## Tuesday, December 6, 2011

### Ancestral character estimation using likelihood

I just posted a new function for ancestral character estimation using likelihood called anc.ML(). (Direct link to code here.) This function is a lightweight version of ace() from the ape package, in that it only does likelihood estimation and only for continuously valued character traits. I developed this because I have been having trouble with ace(...,method="ML") in terms of accuracy. In particular, with some regularity (maybe 5% of the time on stochastic 100 taxon trees), the ML optimization in ace() seems to converge to the wrong ancestral character values.

One difficulty that I encountered when trying to evaluate the performance of anc.ML() was the discovery that the likelihoods reported by both functions are different. In particular, I realized that the likelihoods reported by ace() exclude constant terms. For a Brownian model, the constant terms for a set of ancestral states and rate for the BM process are two: –(n+m-1)log(2π)/2 (for n species and m internal nodes), and log(|C|)/2 (for cophenetic matrix C). Sure enough, this is exactly the amount by which the log-likelihoods returned by ace(...,method="ML") and anc.ML() differ.

First, an example when ace() is working:

> require(phytools) # needs phytools 0.1-2
> source("anc.ML.R") # load the source code for anc.ML
> set.seed(1)
> tree<-rtree(100)
> x<-fastBM(tree)
> res1<-ace(x,tree,method="ML")
> res1\$loglik
 -29.04148
> res2<-anc.ML(tree,x,maxit=4000)
> res2\$logLik
 -116.1555
> plot(res1\$ace,res2\$ace)
> res1\$loglik-(length(tree\$tip)+tree\$Nnode-1)*log(2*pi)/2-as.numeric(determinant(vcvPhylo(tree),logarithm=T)\$modulus)/2
 -116.1555 This just shows that ace(...,method="ML") and anc.ML() produce the same estimates (to a fairly high degree of precision); and that the likelihoods differ by a constant for a given tree.

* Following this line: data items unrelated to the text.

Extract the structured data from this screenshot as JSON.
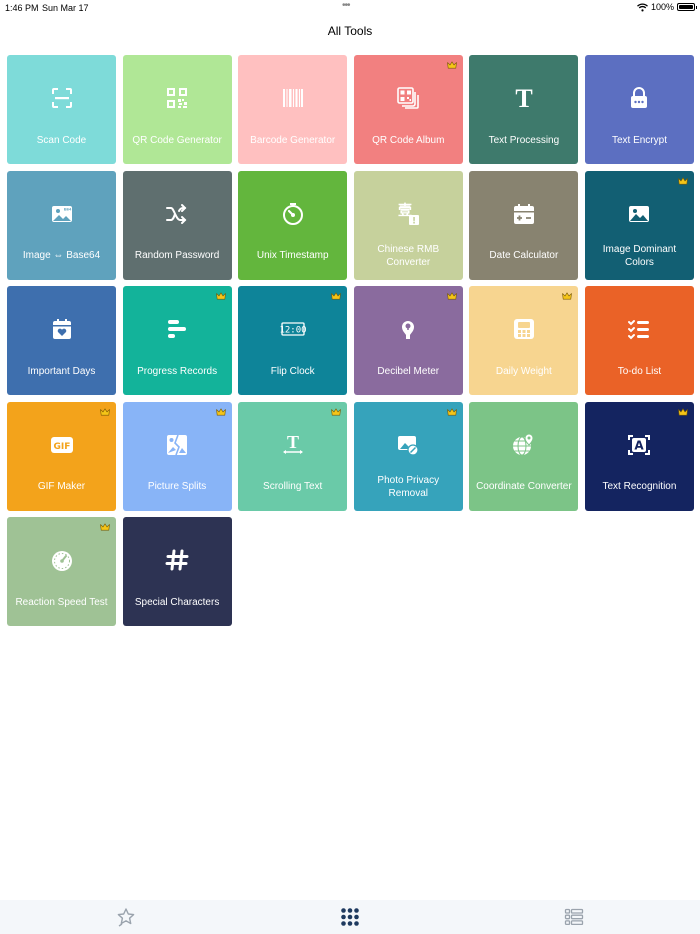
{
  "status_bar": {
    "time": "1:46 PM",
    "date": "Sun Mar 17",
    "battery": "100%"
  },
  "header": {
    "title": "All Tools"
  },
  "tools": [
    {
      "label": "Scan Code",
      "icon": "scan-code-icon",
      "color": "#7edbd9",
      "crown": false
    },
    {
      "label": "QR Code Generator",
      "icon": "qr-code-icon",
      "color": "#b0e796",
      "crown": false
    },
    {
      "label": "Barcode Generator",
      "icon": "barcode-icon",
      "color": "#ffc0c0",
      "crown": false
    },
    {
      "label": "QR Code Album",
      "icon": "qr-album-icon",
      "color": "#f28080",
      "crown": true
    },
    {
      "label": "Text Processing",
      "icon": "text-t-icon",
      "color": "#3e7a6c",
      "crown": false
    },
    {
      "label": "Text Encrypt",
      "icon": "lock-icon",
      "color": "#5c6fc1",
      "crown": false
    },
    {
      "label": "Image ⇔ Base64",
      "icon": "image-base64-icon",
      "color": "#5fa2bd",
      "crown": false
    },
    {
      "label": "Random Password",
      "icon": "shuffle-icon",
      "color": "#5f6f6f",
      "crown": false
    },
    {
      "label": "Unix Timestamp",
      "icon": "timer-icon",
      "color": "#63b63d",
      "crown": false
    },
    {
      "label": "Chinese RMB Converter",
      "icon": "rmb-icon",
      "color": "#c6d19c",
      "crown": false
    },
    {
      "label": "Date Calculator",
      "icon": "calendar-calc-icon",
      "color": "#888370",
      "crown": false
    },
    {
      "label": "Image Dominant Colors",
      "icon": "image-colors-icon",
      "color": "#125f73",
      "crown": true
    },
    {
      "label": "Important Days",
      "icon": "calendar-heart-icon",
      "color": "#3e6fae",
      "crown": false
    },
    {
      "label": "Progress Records",
      "icon": "progress-bars-icon",
      "color": "#13b39a",
      "crown": true
    },
    {
      "label": "Flip Clock",
      "icon": "clock-display-icon",
      "color": "#0e8499",
      "crown": true
    },
    {
      "label": "Decibel Meter",
      "icon": "decibel-icon",
      "color": "#8a6b9e",
      "crown": true
    },
    {
      "label": "Daily Weight",
      "icon": "scale-icon",
      "color": "#f7d590",
      "crown": true
    },
    {
      "label": "To-do List",
      "icon": "checklist-icon",
      "color": "#ea6227",
      "crown": false
    },
    {
      "label": "GIF Maker",
      "icon": "gif-icon",
      "color": "#f3a31b",
      "crown": true
    },
    {
      "label": "Picture Splits",
      "icon": "picture-split-icon",
      "color": "#88b4f7",
      "crown": true
    },
    {
      "label": "Scrolling Text",
      "icon": "scrolling-text-icon",
      "color": "#6acaa8",
      "crown": true
    },
    {
      "label": "Photo Privacy Removal",
      "icon": "photo-privacy-icon",
      "color": "#36a3bb",
      "crown": true
    },
    {
      "label": "Coordinate Converter",
      "icon": "globe-pin-icon",
      "color": "#7cc487",
      "crown": false
    },
    {
      "label": "Text Recognition",
      "icon": "text-recognition-icon",
      "color": "#142460",
      "crown": true
    },
    {
      "label": "Reaction Speed Test",
      "icon": "speed-dial-icon",
      "color": "#9fc295",
      "crown": true
    },
    {
      "label": "Special Characters",
      "icon": "hash-icon",
      "color": "#2d3353",
      "crown": false
    }
  ],
  "tab_bar": {
    "tabs": [
      {
        "icon": "favorites-star-icon",
        "active": false
      },
      {
        "icon": "all-tools-grid-icon",
        "active": true
      },
      {
        "icon": "list-icon",
        "active": false
      }
    ],
    "active_color": "#1e3a5f",
    "inactive_color": "#9aa3ad"
  }
}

That is, of course, when ace() behaves. Sometimes it doesn't. Try this example:

> set.seed(90)
> tree<-rtree(100)
> x<-fastBM(tree)
> res1<-ace(x,tree,method="ML")
> res1\$loglik-(length(tree\$tip)+tree\$Nnode-1)*log(2*pi)/2-as.numeric(determinant(vcvPhylo(tree),logarith=T)\$modulus)/2
 -92.44219
> res2<-anc.ML(tree,x,maxit=4000)
> res2\$logLik
 -84.40321
> plot(res1\$ace,res2\$ace) Obviously, something is amiss in this example. I was working on this to show how to do ancestral state estimation for a continuous trait when rates of evolution differ in different parts of the tree, and I will try to iron out any bugs in anc.ML as I work on this.

1. So, my friend Annat Haber and I were once having a discussion about how zero-length branches affect various analyses, as these are common byproducts of the various methods for timescaling paleontological trees. ace() complains that trees with zero-length branches have singular matrices, which really isn't true if you look at the eigenvalues of the vcv matrix (they are all positive).

For example:

set.seed(10)
tree<-rtree(10)
tree1<-tree;tree2<-tree
tree1\$edge.length<-0
tree2\$edge.length<-0
layout(matrix(1:3,,3));plot(tree);plot(tree1);plot(tree2) #I've collapsed a terminal edge in 1, an internal edge in 2
trait<-rnorm(10);names(trait)<-tree\$tip.label
x<-ace(trait,tree) #no error
x1<-ace(trait,tree1) #error!
x2<-ace(trait,tree2) #error!

I never got around to dissecting the code to find out why, however. So I tried your code.

y<-anc.ML(tree,trait)
y1<-anc.ML(tree1,trait)
y2<-anc.ML(tree2,trait)

Still complains the vcv matrix is singular. Maybe this is a problem with solve()?
-Dave

2. Hi Dave.

Singular matrices have a determinant of 0 and are non-invertible. In your example, vcv.phylo(tree1) is nonsingular, as you point out. However, ancestral character estimation uses the VCV matrix for all tips & internal nodes. (The phytools function that computes this is vcvPhylo.) In this case, the matrix will be singular if any terminal or internal edge lengths are zero. However, the matrix will not be singular in the latter case if we first collapse internal edges of zero length using multi2di(). (Unfortunately, anc.ML calls pic internally to get a starting estimate of σ so the present version will still fail, but for a different reason, if zero length internal edges are collapsed. I have fixed this and confirmed that anc.ML(multi2di(tree2),x) will work. I will post this updated version this afternoon.)